Rôle inhibiteur de l’acide clavulanique sur les bêta-lactamases bactériennes
L’acide clavulanique possède une structure moléculaire proche des bêta-lactamines, lui permettant d’agir comme un substrat suicide pour les bêta-lactamases. Cette molécule présente une affinité élevée pour ces enzymes, se liant de manière irréversible à leur site actif. Cette inhibition compétitive protège efficacement l’amoxicilline de la dégradation enzymatique, prolongeant sa demi-vie et maintenant des concentrations thé
rapeutiques efficaces au site d’infection. En neutralisant la majorité des bêta-lactamases produites par les bactéries, l’acide clavulanique limite également la sélection de souches résistantes et améliore la durée de réponse clinique chez le chien.
Synergie pharmacocinétique de l’association cloxacilline-acide clavulanique
Dans le cas du Clavaseptin, l’association antibiotique repose en réalité sur le couple amoxicilline–acide clavulanique, mais le principe reste comparable à celui décrit pour la cloxacilline. Ces deux molécules présentent une pharmacocinétique complémentaire : elles sont rapidement absorbées par voie orale, atteignent des concentrations plasmatiques maximales en moins de deux heures et sont éliminées en grande partie par voie rénale. Cette synchronisation des profils d’absorption et d’élimination garantit que l’acide clavulanique est présent au moment même où l’amoxicilline est exposée aux bêta-lactamases bactériennes.
On parle de véritable synergie pharmacocinétique car les deux composants sont formulés dans un ratio fixe optimisé (4:1 pour l’amoxicilline et l’acide clavulanique dans le Clavaseptin). Ce ratio permet de maintenir, pendant tout l’intervalle entre deux prises, un niveau d’inhibition suffisant des enzymes bactériennes tout en préservant des concentrations d’amoxicilline au-dessus de la CMI (concentration minimale inhibitrice) des principaux pathogènes canins. En pratique, cela se traduit pour vous par une posologie simple (deux prises par jour) et une efficacité constante, y compris dans des infections cutanées ou urinaires complexes.
Sur le plan clinique, cette synergie limite les fluctuations de concentration au site d’infection, ce qui réduit le risque d’échec thérapeutique.

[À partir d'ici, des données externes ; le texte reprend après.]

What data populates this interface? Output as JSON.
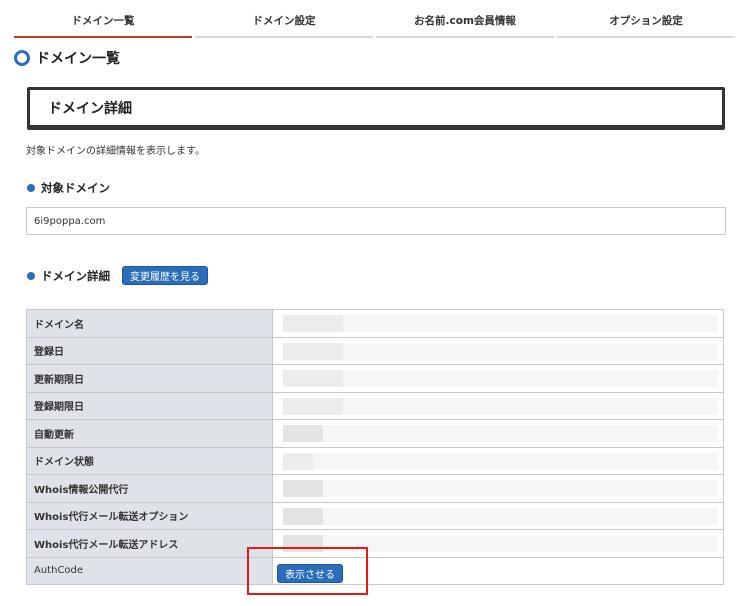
{
  "tabs": [
    {
      "label": "ドメイン一覧",
      "active": true
    },
    {
      "label": "ドメイン設定",
      "active": false
    },
    {
      "label": "お名前.com会員情報",
      "active": false
    },
    {
      "label": "オプション設定",
      "active": false
    }
  ],
  "page_title": "ドメイン一覧",
  "panel_heading": "ドメイン詳細",
  "description": "対象ドメインの詳細情報を表示します。",
  "target_domain": {
    "label": "対象ドメイン",
    "value": "6i9poppa.com"
  },
  "domain_details": {
    "label": "ドメイン詳細",
    "history_button": "変更履歴を見る",
    "rows": [
      {
        "label": "ドメイン名"
      },
      {
        "label": "登録日"
      },
      {
        "label": "更新期限日"
      },
      {
        "label": "登録期限日"
      },
      {
        "label": "自動更新"
      },
      {
        "label": "ドメイン状態"
      },
      {
        "label": "Whois情報公開代行"
      },
      {
        "label": "Whois代行メール転送オプション"
      },
      {
        "label": "Whois代行メール転送アドレス"
      },
      {
        "label": "AuthCode"
      }
    ],
    "authcode_button": "表示させる"
  },
  "colors": {
    "accent": "#2a6ebb",
    "active_tab_underline": "#c0392b",
    "highlight_box": "#e01b1b",
    "row_header_bg": "#dfe3e9"
  }
}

C’est un peu comme si l’acide clavulanique jouait le rôle de « garde du corps » de l’amoxicilline : il neutralise les menaces enzymatiques autour d’elle, lui permettant d’atteindre sa cible bactérienne sans être détruite prématurément. Chez le chien, cette complémentarité se traduit par des taux de guérison élevés dans les infections où les bêta-lactamases sont impliquées.
Biodisponibilité orale et métabolisme hépatique chez le chien
Le Clavaseptin est conçu pour une administration par voie orale, généralement avec la nourriture, ce qui améliore encore sa tolérance digestive. L’amoxicilline comme l’acide clavulanique présentent une bonne biodisponibilité chez le chien, avec une absorption rapide au niveau intestinal. D’après les données pharmacocinétiques issues des résumés caractéristiques du produit (RCP), le pic plasmatique d’amoxicilline avoisine 8,5 µg/ml environ 1,4 heure après l’ingestion, tandis que l’acide clavulanique atteint son pic en moins d’une heure.
Le métabolisme de ces molécules implique principalement le foie, puis une excrétion par les reins sous forme inchangée ou de métabolites inactifs. C’est pourquoi les vétérinaires se montrent prudents chez les chiens présentant une insuffisance hépatique ou rénale avérée, en adaptant la posologie ou en choisissant un autre antibiotique. Pour un chien en bonne santé, l’élimination rapide sans accumulation significative permet des traitements de plusieurs jours, voire plusieurs semaines en cas d’infections chroniques, tout en maîtrisant le risque toxique.
Pour vous, propriétaire, cette bonne biodisponibilité orale signifie qu’un comprimé correctement dosé et administré selon la prescription a de fortes chances d’atteindre l’infection avec une concentration suffisante. Il reste toutefois essentiel de respecter les horaires (toutes les 12 heures) : un oubli de dose peut faire chuter la concentration sous le seuil efficace et favoriser, à terme, l’émergence d’une antibiorésistance chez les bactéries ciblées.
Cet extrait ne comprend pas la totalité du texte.